Podismopsis styriaca
- Conservation status: Vulnerable (IUCN 3.1)

Scientific classification
- Kingdom: Animalia
- Phylum: Arthropoda
- Class: Insecta
- Order: Orthoptera
- Suborder: Caelifera
- Family: Acrididae
- Genus: Podismopsis
- Species: P. styriaca
- Binomial name: Podismopsis styriaca Koschuh, 2008

= Podismopsis styriaca =

- Authority: Koschuh, 2008
- Conservation status: VU

Species of insect

Podismopsis styriaca, the Styrian plump grasshopper, Styrian golden grasshopper, or Steirische goldschrecke, is a species of grasshopper endemic to a small area of the Austrian Alps.

==Distribution and habitat==
Podismopsis styriaca is an alpine species restricted to a small area of the eastern Alps in the Austrian states of Styria and Carinthia. It prefers moist areas with dense vegetation, occurring in open alpine grasslands and dwarf shrub heathland near summits at elevations of 1743-2124 m above sea level, though it is most prevalent between 1800-2000 m. This habitat is wind-exposed and dominated by Nardus stricta and Carex curvula, with species of Calluna, Loiseleuria, and Vaccinium also present.

==Ecology==

Podismopsis styriaca stridulating

Podismopsis styriaca adults appear from early August to early November. The song is about half a second long and consists of five (rarely four) very rapid scratching or scraping sounds, each louder than the last.

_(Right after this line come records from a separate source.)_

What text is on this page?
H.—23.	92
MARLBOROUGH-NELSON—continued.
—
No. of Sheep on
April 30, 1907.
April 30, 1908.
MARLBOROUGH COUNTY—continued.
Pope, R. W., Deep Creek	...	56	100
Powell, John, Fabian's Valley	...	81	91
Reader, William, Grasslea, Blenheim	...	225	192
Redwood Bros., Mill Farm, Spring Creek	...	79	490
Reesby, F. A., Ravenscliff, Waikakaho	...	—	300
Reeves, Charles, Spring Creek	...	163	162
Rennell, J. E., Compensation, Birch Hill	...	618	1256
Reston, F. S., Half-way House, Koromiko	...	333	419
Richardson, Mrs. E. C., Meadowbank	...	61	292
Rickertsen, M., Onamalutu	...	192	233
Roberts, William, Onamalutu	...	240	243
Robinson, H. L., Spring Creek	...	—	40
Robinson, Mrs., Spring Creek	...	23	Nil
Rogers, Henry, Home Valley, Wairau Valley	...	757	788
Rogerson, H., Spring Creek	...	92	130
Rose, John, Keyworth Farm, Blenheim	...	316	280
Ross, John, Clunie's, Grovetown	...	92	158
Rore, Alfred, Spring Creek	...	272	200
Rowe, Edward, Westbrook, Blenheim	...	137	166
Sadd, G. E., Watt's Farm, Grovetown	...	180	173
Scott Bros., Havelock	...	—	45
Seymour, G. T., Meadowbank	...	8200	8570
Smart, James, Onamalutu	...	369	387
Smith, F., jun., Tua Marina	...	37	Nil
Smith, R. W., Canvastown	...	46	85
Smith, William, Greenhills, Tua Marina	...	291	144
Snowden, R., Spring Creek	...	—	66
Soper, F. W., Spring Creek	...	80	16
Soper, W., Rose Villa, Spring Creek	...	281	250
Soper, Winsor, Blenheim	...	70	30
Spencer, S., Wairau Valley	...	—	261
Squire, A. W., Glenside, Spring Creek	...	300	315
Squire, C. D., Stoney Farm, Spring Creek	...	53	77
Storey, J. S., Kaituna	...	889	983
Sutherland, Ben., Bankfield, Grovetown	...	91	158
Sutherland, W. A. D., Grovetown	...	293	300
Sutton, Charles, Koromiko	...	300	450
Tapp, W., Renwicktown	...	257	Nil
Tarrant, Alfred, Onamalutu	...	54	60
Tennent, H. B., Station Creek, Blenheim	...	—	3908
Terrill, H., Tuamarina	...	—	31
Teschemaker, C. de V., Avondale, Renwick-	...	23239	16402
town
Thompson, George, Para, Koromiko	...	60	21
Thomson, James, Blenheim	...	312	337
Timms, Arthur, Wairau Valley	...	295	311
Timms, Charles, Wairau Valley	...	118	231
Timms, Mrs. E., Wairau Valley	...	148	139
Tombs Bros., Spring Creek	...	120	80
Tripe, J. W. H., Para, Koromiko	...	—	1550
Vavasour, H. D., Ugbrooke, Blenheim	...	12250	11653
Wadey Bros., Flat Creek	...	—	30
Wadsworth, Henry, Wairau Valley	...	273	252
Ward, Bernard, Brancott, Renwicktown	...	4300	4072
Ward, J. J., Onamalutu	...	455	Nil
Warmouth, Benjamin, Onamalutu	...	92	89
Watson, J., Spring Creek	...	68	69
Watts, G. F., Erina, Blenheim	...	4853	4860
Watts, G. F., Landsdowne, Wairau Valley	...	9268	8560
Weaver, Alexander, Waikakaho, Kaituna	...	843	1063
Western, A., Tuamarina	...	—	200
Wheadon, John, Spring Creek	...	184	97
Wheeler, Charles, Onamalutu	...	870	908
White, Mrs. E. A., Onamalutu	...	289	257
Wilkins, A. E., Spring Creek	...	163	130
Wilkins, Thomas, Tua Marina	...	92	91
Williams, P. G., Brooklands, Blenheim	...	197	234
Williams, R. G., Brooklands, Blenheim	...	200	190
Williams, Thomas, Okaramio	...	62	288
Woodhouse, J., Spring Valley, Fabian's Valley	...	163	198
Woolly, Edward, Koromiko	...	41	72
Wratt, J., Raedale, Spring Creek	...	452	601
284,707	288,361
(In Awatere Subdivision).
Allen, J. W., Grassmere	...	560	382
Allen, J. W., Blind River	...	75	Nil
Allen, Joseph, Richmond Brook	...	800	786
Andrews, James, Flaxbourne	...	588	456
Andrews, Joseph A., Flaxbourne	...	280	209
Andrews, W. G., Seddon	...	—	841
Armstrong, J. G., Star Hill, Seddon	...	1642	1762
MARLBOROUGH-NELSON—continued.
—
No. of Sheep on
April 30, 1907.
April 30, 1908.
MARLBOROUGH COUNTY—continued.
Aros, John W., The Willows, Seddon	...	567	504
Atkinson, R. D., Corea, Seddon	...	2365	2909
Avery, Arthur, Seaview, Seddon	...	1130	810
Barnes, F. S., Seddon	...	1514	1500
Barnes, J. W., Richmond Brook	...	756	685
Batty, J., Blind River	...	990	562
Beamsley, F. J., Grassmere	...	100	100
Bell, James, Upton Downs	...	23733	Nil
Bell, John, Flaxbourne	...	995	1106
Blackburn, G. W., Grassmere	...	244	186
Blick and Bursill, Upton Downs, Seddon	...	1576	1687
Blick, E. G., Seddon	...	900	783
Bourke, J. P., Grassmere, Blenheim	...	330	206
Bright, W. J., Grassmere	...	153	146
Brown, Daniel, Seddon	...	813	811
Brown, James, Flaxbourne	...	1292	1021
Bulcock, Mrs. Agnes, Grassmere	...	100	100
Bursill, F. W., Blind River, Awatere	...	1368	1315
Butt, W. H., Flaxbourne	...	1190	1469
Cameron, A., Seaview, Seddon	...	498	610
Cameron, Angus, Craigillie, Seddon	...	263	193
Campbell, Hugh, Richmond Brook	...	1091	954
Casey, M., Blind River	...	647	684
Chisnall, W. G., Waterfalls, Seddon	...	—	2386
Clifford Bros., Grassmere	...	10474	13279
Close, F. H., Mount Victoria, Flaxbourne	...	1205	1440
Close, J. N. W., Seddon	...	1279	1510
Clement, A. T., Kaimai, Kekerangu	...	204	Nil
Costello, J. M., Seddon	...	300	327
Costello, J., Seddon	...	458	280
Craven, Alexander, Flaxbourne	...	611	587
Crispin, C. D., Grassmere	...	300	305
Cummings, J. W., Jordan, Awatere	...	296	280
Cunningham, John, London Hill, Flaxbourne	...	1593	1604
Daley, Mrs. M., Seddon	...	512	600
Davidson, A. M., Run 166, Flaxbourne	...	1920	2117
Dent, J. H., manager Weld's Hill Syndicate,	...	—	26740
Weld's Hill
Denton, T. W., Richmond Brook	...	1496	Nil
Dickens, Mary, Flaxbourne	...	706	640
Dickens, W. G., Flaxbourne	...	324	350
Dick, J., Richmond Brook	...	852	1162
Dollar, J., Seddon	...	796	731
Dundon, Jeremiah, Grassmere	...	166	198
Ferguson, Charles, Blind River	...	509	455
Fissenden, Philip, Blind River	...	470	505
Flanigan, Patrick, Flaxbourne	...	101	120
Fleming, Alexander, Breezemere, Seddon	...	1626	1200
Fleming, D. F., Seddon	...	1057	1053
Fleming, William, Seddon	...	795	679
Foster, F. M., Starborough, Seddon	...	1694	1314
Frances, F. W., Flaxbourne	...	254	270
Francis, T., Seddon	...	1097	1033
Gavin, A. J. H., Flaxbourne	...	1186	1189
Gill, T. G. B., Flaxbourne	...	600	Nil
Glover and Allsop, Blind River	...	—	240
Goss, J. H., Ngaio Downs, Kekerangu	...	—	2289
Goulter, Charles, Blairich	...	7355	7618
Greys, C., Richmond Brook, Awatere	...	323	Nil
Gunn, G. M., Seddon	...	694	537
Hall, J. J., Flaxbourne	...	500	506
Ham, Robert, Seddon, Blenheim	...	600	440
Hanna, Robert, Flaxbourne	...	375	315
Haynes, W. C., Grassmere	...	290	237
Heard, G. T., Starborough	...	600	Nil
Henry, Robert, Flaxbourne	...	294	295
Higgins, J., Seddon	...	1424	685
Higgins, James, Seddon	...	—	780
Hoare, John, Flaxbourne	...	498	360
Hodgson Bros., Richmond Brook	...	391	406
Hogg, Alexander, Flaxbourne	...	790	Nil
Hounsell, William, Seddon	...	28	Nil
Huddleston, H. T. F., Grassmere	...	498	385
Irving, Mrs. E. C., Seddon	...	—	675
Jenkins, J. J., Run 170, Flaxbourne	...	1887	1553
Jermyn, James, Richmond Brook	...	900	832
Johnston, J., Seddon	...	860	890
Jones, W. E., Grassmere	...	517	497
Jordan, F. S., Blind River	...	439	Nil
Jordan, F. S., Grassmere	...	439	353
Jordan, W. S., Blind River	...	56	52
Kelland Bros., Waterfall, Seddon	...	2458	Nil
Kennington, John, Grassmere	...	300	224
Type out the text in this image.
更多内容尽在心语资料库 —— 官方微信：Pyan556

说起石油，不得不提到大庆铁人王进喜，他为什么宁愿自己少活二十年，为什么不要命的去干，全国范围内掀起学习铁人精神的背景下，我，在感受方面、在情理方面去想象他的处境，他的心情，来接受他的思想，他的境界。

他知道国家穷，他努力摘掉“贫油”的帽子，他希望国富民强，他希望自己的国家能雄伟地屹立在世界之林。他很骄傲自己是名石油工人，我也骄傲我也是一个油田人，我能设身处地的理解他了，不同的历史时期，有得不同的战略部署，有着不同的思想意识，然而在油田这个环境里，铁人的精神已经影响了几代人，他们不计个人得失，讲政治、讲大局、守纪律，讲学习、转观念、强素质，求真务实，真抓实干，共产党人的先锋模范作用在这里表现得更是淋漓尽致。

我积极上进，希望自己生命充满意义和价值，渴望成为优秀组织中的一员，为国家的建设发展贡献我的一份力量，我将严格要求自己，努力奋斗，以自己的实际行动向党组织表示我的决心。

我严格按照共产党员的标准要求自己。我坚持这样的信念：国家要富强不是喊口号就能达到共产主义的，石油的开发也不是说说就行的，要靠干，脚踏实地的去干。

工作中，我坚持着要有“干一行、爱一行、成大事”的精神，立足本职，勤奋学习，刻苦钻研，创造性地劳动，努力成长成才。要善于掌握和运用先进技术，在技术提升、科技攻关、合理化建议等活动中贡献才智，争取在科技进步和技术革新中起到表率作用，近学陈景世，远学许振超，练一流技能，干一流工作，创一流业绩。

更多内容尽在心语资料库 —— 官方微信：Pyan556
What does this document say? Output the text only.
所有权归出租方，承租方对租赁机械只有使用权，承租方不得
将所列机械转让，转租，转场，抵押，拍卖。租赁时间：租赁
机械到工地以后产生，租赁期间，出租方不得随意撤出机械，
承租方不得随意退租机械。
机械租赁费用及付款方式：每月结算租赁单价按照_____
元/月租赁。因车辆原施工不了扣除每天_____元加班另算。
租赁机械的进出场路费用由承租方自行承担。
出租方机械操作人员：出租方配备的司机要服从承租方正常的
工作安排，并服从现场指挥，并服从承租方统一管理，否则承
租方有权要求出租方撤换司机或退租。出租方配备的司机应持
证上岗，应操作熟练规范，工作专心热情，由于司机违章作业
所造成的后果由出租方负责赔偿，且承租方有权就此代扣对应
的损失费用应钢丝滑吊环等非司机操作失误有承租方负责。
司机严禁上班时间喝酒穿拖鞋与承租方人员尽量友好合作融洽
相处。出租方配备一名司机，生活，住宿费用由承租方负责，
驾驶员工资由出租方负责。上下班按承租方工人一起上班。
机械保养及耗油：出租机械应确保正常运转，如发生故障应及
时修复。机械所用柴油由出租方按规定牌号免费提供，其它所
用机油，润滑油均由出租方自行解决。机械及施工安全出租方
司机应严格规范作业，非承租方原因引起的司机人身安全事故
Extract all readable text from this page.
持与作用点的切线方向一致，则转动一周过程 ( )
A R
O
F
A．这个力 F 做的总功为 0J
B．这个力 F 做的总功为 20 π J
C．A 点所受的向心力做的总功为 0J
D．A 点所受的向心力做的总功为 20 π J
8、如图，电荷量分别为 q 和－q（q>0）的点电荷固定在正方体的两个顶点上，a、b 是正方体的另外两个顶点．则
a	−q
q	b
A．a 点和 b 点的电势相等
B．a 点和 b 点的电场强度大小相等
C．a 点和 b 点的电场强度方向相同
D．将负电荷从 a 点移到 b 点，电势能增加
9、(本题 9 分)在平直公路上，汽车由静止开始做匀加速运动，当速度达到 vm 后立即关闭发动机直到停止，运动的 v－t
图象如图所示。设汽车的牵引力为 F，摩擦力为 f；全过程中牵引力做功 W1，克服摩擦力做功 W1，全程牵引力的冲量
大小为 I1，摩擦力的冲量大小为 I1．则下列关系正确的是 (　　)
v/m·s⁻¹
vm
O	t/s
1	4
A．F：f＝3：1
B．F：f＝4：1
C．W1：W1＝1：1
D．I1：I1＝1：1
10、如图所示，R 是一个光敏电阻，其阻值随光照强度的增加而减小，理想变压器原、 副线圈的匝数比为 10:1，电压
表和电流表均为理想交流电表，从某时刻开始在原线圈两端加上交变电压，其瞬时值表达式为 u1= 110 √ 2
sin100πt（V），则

Other orthopteran species found in the same habitat as P. styriaca include Gomphocerus sibiricus, Mecostethus parapleurus, Metrioptera brachyptera, Metrioptera roeselii, Miramella carinthiaca, Omocestus viridulus, Pholidoptera aptera, Pseudochorthippus montanus, Pseudochorthippus parallelus, Stenobothrus lineatus, and Stenobothrus stigmaticus.